POV-Ray : Newsgroups : povray.binaries.animations : Now the balls also slide! [MPG1, 786kB] : Re: Now the balls also slide! [MPG1, 786kB] Server Time
18 Jul 2024 18:24:16 EDT (-0400)
  Re: Now the balls also slide! [MPG1, 786kB]  
From: Severi Salminen
Date: 9 Mar 2004 19:11:04
Message: <404e5d18$1@news.povray.org>
Tim Nikias v2.0 wrote:
>>Now my particle system handles damping properly: the balls end up
>>sliding (looks like rolling...). I was afraid that I need some
>>conditionals to distinguish between slide/bounce state but "luckily" the
>>same piece of code handles both cases.
>>
>>There is no friction at all. The speed along the surface normal is
>>dampened by 30% every time a ball bounces off the floor.
> 
> 
> Nice one! How do you do it to keep particles out of the objects?
> 
> And what's your "lucky" code which keeps particles sliding nicely?

I won't show the code (it is still very ugly) but here is what I'm 
basically doing:

1. My approach is a "refined" Euler method -  I guess :) When the 
position of a particle is updated the gravity is also taken directly 
into account - not only speed. So gravity affects both the speed and the 
position during every step. Without it I see my particles bounce for too 
long with damping. This also gives 100% accuracy (when particles are not 
colliding) no matter how big time steps between frames.
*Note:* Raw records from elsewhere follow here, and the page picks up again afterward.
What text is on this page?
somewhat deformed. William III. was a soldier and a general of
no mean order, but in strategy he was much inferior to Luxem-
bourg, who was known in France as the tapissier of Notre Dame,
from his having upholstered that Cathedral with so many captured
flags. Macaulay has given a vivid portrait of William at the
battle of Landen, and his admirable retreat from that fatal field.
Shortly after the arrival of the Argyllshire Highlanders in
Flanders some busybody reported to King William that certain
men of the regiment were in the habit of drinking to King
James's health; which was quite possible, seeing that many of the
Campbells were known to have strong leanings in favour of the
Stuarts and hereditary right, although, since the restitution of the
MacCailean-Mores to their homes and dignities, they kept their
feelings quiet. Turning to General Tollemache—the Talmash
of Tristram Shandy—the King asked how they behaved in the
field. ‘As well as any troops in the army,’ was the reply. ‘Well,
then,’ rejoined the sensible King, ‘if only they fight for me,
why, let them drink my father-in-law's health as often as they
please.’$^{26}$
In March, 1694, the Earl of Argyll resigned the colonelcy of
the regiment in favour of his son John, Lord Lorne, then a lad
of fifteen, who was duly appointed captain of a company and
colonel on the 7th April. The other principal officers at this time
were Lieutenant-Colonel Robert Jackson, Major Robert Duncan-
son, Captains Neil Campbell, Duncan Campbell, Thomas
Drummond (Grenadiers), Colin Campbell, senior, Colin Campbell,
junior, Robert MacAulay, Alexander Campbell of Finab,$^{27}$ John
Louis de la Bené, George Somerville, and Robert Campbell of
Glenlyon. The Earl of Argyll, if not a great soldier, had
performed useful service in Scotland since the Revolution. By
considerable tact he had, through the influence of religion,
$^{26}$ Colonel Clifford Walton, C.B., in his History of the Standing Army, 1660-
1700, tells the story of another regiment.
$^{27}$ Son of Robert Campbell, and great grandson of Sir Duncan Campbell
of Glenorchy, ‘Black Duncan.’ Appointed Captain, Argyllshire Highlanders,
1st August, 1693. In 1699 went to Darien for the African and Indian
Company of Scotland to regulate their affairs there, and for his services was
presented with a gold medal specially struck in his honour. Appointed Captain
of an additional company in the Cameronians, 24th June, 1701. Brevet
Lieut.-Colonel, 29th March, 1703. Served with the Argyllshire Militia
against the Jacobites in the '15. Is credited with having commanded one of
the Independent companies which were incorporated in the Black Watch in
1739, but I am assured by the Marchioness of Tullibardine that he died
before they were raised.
2. If the new position indicates a collision, the previous position is 
restored (so basically particles _can't_ intersect with an object). The 
next happens:

a) speed is directed away from the surface taking the damping into 
account: this gives basic bounces.
b) particle is moved along the surface: this allows rolling and the 
bounces are also more accurate, still not perfect though. If I want them 
perfect I would have to find the _exact_ moment of collision.
c) gravity affects the speed along the surface: this allows the increase 
in speed when rolling - also the accuracy of bounces increase.

I might have forgotten something but basically it works like that.

By "lucky" I mean that there seems to be no bugs and everything seems to 
work as expected after I implemented 2.b and 2.c. BTW, have you tried 
how Cristophs particle system/MegaPov handles rolling/sliding? Just 
curious. At least it is a lot faster as it is hard coded.

Now I have only planes as environment and I check collisions by shooting 
a ray towards every plane. This obviously is accurate but a bad thing to 
do when there are many objects. Next I have to make the environment as a 
one single union and shoot proper rays towards it. Accuracy decreases 
but I can use as complex environment as I want.